A 2nd order low-pass butterworth filter as you have shown will have a similar frequency response as shown below in trace 2: -
So, if 500 Hz is re-normalized to coincide with "1" along the x-axis, you will see that at 5000 Hz, the attenuation is 40 dB down and below 500 Hz it's fairly flat all the way to DC (but with some gain dictated by R3 and R4 in your circuit).
In the specification it says "Signals need to be attenuated by at least 80dB relative to difference frequency of 400Hz" but I'm not sure what this means?
It certainly doesn't apply to a 2nd order filter as you have drawn in your question. It might mean that at 900 Hz (500 Hz plus 400 Hz) the attenuation needs to be at least 80 dB and, if that is the case then a fifth order butterworth filter would be required.
It could even imply that what you want is a pass band filter with 80 dB (or greater) attenuation 400 Hz either side of the centre at 500 Hz.
But, at the end of the day, it's down to you understanding the full specification you are given so, maybe publish a little bit more of it.
The specification is a bit unclear (because of the term "difference frequency"). It would be much better to say: "The minimum attenuation at (XXX) Hz must be at least (YY) dB.

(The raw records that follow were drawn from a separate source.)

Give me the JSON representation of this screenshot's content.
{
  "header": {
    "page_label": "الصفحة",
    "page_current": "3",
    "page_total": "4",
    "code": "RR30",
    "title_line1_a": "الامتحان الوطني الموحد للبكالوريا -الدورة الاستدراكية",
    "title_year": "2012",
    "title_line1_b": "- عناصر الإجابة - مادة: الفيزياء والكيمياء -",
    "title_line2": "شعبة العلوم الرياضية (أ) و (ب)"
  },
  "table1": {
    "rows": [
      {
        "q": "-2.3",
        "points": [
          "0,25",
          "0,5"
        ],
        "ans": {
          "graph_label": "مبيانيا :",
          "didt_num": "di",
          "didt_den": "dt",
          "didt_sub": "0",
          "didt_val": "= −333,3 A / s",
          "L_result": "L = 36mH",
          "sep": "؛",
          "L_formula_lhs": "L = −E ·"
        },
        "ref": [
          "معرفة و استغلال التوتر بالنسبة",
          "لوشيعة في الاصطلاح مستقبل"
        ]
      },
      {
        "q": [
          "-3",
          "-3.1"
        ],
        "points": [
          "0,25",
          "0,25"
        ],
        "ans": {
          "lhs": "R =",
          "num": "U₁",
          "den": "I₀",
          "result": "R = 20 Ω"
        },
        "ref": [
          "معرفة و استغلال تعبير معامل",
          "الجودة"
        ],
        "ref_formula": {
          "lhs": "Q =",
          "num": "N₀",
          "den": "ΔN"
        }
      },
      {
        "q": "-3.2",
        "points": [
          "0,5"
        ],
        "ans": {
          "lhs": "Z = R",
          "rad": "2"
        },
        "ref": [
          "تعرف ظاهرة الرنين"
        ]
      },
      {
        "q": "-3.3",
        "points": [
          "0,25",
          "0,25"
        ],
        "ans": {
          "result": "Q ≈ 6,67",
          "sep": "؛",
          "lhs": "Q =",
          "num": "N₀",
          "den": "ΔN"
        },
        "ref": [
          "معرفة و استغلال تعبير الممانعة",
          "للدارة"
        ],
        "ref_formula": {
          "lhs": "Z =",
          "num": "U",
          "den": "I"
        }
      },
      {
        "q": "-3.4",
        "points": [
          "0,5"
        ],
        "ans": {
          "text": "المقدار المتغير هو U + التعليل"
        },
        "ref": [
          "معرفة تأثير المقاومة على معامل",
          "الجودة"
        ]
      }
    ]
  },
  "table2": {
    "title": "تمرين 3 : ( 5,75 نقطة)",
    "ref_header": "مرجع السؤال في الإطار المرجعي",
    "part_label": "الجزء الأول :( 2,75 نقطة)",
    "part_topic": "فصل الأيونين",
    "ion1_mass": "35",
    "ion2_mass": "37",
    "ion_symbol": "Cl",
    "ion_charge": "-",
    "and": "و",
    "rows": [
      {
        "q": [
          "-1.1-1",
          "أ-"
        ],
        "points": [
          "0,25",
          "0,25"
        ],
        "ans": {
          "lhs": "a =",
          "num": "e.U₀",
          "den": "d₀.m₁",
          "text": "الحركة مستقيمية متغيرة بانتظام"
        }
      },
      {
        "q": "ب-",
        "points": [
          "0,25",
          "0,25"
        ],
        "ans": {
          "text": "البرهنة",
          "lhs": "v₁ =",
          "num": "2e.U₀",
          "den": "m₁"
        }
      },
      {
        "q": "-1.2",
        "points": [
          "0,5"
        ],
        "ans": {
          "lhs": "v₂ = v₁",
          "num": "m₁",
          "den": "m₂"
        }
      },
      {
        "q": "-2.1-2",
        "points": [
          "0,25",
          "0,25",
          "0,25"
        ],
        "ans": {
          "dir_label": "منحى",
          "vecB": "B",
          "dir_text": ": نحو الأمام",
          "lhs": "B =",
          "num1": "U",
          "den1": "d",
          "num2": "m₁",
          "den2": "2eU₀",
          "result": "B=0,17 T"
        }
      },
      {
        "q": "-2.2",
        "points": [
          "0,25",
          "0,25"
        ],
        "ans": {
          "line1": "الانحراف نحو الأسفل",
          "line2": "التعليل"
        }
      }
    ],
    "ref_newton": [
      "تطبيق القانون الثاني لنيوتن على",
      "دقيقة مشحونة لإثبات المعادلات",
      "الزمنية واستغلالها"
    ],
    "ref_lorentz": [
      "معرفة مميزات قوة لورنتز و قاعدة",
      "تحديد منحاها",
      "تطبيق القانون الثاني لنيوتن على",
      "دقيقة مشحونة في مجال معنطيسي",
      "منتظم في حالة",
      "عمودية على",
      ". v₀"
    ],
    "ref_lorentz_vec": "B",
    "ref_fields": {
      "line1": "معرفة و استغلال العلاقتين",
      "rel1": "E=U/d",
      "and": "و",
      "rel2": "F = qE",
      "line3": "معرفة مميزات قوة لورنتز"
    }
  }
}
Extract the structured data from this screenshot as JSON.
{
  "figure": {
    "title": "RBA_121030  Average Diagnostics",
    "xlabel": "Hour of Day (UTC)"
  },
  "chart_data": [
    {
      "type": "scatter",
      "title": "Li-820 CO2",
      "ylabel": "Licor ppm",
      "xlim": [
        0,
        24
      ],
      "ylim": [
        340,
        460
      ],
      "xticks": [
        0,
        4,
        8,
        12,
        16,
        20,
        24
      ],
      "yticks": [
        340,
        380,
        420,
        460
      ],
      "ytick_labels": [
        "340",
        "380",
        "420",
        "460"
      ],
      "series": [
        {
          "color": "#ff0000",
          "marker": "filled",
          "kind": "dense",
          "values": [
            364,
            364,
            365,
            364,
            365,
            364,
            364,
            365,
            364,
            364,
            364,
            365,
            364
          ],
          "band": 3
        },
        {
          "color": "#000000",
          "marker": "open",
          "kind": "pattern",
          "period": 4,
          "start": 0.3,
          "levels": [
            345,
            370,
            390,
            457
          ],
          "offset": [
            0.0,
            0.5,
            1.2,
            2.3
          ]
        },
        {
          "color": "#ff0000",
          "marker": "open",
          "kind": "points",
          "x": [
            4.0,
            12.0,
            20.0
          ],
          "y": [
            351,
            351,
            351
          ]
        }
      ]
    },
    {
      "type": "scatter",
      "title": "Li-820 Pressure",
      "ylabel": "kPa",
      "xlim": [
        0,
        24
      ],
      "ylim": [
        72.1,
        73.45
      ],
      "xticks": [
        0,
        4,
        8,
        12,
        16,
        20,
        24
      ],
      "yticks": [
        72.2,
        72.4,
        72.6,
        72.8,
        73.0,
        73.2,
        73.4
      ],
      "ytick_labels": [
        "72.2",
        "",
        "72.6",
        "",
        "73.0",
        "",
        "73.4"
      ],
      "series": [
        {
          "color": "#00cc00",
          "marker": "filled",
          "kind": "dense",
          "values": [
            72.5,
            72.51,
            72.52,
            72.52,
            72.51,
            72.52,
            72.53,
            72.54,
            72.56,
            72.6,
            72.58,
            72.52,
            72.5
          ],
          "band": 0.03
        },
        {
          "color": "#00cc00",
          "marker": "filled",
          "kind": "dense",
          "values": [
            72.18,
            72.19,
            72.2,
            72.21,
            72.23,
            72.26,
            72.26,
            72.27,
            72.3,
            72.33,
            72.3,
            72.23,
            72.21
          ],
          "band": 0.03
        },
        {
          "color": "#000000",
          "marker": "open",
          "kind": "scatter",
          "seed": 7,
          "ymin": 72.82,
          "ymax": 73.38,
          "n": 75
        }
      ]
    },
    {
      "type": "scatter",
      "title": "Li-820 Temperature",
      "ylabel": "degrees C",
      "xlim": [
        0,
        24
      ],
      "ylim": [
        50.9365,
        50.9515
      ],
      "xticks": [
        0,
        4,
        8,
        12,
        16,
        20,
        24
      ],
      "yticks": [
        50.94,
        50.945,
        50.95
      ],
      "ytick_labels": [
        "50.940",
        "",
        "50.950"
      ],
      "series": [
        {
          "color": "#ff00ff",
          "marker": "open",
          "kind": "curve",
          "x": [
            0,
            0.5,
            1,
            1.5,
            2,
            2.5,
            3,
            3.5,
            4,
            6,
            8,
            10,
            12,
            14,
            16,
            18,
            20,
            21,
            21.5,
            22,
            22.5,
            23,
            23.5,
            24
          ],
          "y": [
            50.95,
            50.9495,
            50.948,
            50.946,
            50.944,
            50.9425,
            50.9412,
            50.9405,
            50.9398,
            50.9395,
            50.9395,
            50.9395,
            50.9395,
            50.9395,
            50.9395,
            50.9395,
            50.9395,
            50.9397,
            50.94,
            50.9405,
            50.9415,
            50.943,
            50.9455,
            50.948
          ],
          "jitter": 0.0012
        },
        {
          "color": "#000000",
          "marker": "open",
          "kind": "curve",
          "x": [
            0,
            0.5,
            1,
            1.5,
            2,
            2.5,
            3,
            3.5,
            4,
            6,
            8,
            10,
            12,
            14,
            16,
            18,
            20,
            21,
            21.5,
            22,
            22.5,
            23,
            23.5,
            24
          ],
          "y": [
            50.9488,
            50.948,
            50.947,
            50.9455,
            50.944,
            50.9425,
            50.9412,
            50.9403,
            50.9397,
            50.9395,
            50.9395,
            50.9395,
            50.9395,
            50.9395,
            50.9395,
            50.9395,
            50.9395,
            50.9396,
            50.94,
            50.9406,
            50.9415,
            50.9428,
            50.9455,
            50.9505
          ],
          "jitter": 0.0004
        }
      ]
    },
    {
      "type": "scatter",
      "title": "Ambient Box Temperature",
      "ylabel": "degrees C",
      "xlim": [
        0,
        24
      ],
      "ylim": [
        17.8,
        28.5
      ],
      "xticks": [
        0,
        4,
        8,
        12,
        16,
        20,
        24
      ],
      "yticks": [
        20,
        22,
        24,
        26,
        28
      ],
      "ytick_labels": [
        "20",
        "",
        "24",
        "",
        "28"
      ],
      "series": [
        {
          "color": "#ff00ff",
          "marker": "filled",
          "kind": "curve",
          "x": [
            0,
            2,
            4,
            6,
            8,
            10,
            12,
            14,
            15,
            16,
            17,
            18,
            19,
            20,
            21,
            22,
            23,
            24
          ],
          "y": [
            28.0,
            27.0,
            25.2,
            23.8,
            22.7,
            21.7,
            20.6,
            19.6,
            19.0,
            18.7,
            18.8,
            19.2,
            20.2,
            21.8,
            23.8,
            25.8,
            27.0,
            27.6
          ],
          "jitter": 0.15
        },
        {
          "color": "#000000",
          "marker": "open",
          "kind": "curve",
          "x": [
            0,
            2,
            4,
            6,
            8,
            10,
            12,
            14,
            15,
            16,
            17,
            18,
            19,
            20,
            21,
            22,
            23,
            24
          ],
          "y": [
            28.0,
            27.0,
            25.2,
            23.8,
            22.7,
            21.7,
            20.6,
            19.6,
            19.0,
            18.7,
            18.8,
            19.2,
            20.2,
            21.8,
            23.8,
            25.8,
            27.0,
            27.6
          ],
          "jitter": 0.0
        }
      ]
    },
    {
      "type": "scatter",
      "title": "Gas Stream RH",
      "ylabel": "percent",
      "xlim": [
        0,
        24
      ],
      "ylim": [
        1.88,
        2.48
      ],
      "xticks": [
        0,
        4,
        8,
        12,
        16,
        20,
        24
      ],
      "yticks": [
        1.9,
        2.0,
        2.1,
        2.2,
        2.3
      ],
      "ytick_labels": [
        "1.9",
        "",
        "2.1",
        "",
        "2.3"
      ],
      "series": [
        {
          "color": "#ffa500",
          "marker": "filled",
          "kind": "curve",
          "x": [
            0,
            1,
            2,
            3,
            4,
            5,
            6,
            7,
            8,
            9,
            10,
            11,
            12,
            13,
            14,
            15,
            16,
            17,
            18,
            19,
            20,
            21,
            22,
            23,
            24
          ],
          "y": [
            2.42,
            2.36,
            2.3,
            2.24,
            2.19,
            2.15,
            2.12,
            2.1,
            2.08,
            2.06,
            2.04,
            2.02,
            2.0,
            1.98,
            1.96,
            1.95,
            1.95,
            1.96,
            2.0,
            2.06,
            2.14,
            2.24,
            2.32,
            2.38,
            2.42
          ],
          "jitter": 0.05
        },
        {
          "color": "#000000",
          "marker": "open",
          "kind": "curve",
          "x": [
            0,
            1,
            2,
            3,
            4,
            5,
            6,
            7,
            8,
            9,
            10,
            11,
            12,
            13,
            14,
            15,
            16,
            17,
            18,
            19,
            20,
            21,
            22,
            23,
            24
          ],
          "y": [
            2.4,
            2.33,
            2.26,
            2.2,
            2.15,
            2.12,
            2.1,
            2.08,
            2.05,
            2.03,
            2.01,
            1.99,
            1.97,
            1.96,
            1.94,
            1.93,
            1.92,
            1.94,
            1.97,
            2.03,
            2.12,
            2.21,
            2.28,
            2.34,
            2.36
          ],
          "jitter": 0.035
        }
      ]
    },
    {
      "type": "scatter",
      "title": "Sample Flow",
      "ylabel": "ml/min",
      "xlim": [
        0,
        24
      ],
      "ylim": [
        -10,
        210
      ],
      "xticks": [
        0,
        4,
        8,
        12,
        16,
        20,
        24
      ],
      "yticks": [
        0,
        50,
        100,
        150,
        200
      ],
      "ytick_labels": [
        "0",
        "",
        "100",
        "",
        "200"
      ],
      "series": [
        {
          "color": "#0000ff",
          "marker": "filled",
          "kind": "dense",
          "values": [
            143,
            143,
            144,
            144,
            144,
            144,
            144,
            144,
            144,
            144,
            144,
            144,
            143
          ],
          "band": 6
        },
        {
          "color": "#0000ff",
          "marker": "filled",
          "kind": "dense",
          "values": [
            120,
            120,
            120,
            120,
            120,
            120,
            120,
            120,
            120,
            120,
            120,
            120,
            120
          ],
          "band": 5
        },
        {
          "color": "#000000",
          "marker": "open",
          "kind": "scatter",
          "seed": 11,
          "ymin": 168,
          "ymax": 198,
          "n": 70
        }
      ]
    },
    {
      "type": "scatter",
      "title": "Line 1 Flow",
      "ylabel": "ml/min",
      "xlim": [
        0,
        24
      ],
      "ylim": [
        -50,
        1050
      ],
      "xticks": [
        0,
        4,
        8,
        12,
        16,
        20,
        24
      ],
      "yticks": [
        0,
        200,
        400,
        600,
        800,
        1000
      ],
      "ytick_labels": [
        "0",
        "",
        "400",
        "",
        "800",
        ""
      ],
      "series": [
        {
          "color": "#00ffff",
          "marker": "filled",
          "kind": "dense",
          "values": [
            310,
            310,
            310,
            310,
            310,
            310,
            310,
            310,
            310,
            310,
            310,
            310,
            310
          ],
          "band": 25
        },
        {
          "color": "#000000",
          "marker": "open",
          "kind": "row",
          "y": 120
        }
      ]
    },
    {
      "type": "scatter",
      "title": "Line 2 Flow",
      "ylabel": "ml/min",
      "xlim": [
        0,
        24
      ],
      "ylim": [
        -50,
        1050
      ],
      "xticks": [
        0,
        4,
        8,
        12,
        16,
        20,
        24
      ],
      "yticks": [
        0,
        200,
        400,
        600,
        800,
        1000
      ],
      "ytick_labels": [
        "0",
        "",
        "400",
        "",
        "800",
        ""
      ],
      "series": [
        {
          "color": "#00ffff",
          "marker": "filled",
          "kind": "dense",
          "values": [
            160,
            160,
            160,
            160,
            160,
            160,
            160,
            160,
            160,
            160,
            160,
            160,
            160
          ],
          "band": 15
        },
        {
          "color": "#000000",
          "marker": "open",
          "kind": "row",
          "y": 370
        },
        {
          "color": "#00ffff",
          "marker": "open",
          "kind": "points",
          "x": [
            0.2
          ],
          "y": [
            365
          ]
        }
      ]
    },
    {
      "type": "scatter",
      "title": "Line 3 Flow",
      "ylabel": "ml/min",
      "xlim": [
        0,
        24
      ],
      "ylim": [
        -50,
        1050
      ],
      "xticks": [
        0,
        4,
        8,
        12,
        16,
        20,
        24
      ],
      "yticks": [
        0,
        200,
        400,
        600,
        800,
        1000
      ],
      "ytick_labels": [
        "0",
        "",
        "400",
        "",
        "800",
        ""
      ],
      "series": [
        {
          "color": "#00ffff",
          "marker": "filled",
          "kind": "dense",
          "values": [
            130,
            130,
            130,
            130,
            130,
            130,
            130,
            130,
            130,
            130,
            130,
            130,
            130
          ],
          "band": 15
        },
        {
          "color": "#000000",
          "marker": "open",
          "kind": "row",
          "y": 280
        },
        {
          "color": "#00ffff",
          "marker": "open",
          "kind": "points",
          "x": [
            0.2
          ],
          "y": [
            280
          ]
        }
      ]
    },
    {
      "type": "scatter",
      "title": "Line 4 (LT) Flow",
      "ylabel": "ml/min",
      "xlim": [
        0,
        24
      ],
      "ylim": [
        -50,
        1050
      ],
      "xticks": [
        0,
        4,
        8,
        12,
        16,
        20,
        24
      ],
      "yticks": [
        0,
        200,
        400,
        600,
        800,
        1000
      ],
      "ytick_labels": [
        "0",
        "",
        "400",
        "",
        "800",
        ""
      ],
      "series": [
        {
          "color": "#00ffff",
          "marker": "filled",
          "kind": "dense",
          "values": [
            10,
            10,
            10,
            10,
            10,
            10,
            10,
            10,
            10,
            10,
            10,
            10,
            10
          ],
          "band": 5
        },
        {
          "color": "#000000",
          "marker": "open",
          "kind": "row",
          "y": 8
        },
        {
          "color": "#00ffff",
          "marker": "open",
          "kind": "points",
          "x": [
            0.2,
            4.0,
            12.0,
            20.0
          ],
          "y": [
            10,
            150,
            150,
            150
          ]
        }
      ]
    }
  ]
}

However, independent on this point (and also indpendent on the required filter order) I am afraid you will never get an attenuation of 80 dB using THIS topology (Sallen-Key). The reason is as follows: It is a known effect that all Sallen-Key lowpass stages suffer from direct signal feedthrough.
That means: The desired filtering action is heavily disturbed in the stop band region because an unwanted part of the input signal is directly coupled to the output through the feedback capacitor C1. A corresponding signal portion is, therefore, produced across the finite opamp output resistance. In many cases, tis effect limits the stopband attenuation at a level of app. (-40...-50) dB only.
The stop-band is ruined, not only by C1 but by the OpAmp's collapsing gain at the higher frequencies. And the soaring Zout of the OpAmp above UnityGain Bandwidth.
Include some discrete R+C Low Pass Filters scattered amidst the high-order active filter stages, so the R+C passives can take over the attenuation of the very highest frequencies.